Friday, January 07, 2011

Creating Jobs

The Washington Post’s Steve Pearlstein is a D.C.-based media pooh-bah who seems much less relaxed than Doyle McManus is about the Republicans’ new power in Washington. In a column titled, “'Job-killing' regulation? 'Job-killing' spending? Let's kill this GOP canard,” Pearlstein sets out to strangle in the crib the Republican effort to link Obamacare, big government regulations, and big spending to job destruction:
Republicans these days [tell us] President Obama runs a "job-killing administration" with a "job-killing agenda" carried out by, you guessed it, a "job-killing bureaucracy." In the fevered Republican imagination, the entire federal government is a "job-killing machine" or - my personal favorite - a "job-killing beast."
Yeah. To my “fevered imagination,” that actually seems about right. But not to Pearlstein, who believes killing Obamacare is the most “effective way to reduce employment in the one sector that is actually adding jobs," that cutting “$100 billion this year from the government's domestic spending” means “the loss of close to a million jobs for government workers” (in Washington D.C., that especially hurts), and cutting regulations will “kill people rather than jobs.” (Ouch! Ouch!)

Pearlstein then wonders
how Republicans and their media posse would like it if Democrats started referring to "genocidal" deregulation or the "murderous" repeal of health-care reform. Or if Republican economic policies were likened to the infamous neutron bomb - they kill the workers but leave their jobs intact.
Finally, Pearlstein really goes over the top when he calls "job-killing" rhetoric “a throwback to the McCarthy era. . . the sort of economic fundamentalism better suited to Afghan politics than American.”

We get that Pearlstein likes the status quo, but believe his name calling means he has no constructive response to GOP plans. Bad pooh-bah.
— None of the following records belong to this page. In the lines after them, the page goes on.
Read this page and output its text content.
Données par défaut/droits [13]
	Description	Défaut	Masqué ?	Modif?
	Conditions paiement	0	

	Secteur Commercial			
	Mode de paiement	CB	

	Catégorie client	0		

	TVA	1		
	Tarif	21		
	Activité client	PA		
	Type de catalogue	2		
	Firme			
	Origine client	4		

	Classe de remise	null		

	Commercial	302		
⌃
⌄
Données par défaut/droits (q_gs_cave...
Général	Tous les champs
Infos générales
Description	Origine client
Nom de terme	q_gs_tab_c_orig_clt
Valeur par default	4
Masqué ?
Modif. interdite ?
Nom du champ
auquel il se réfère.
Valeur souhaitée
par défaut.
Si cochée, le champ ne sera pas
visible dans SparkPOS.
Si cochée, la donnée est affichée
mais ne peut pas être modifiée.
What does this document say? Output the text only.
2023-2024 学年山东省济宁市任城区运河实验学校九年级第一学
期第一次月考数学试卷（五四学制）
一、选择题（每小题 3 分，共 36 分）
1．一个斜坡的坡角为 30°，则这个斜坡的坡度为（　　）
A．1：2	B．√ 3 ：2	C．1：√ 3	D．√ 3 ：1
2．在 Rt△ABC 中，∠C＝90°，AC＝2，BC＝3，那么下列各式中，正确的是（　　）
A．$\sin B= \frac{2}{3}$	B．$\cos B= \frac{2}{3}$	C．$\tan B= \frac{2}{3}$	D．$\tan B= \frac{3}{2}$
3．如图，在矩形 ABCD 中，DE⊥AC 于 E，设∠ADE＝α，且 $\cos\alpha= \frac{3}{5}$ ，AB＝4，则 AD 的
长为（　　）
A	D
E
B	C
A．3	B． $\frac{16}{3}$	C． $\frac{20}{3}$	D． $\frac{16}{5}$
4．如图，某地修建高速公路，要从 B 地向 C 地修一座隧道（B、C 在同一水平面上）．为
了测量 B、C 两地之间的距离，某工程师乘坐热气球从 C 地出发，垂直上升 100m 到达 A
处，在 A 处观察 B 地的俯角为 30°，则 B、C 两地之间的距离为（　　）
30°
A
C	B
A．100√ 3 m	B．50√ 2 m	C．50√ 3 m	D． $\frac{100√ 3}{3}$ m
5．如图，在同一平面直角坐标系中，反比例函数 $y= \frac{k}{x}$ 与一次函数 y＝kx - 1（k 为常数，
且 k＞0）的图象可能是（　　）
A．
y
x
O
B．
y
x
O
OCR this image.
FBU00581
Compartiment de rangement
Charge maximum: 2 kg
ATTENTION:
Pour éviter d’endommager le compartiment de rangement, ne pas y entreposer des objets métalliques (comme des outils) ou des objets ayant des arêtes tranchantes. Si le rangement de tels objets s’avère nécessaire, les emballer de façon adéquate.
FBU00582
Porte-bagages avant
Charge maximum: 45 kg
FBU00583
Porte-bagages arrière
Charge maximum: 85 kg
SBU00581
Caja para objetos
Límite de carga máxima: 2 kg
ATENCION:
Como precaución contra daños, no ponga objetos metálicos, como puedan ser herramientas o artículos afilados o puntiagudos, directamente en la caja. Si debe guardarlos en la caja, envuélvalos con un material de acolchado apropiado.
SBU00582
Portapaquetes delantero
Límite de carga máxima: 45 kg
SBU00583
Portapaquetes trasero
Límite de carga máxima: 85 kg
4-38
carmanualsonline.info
By contrast Nick Schultz, writing in Forbes, puts forth two job-creating ideas:
The first idea is the Regulations from the Executive in Need of Scrutiny Act, or the REINS Act [which] would require that any economically significant regulation--meaning any rule that would have an annual economic effect of $100 million or more--must be sent to Congress for approval.
The second idea comes from
Sen. Mark Warner, a Democrat from Virginia, [who] proposes what he calls a regulatory "pay as you go" system. Sen. Warner's plan "would require federal agencies to identify and eliminate one existing regulation for each new regulation they want to add."
Schultz recommends combining the two ideas into a single bill that could earn bipartisan support.

All job creating ideas, from anywhere, are welcome. In the UK Telegraph, Jeremy Warner explains why the West’s structural imbalance vis a vis the East makes job creation here so difficult. China saves, the U.S. spends, and there is no real answer to the problem, short or long term. Faced with this reality, Warner wisely concludes:
Imbalances within economies are common place. . . The trick with global imbalances must surely be to limit their potential for damage, rather than the futile endeavour of trying to get rid of them altogether. It's plainly in no one's interests that an excess of developing economy savings is allowed to finance another credit bubble in the already over-indebted West.
CNBC’s Larry Kudlow is more hopeful than Warner, believing
“there's an opportunity for both ends of Pennsylvania Avenue to move in the direction of a supply-side economic growth model to reduce chronic unemployment and really get the economy moving again.” We know about the Republicans. What Kudlow is watching are signs the White House is becoming more business friendly, considering lower taxes on business and adding staff that better understands business needs.

Maybe Pearlstein didn’t get the memo.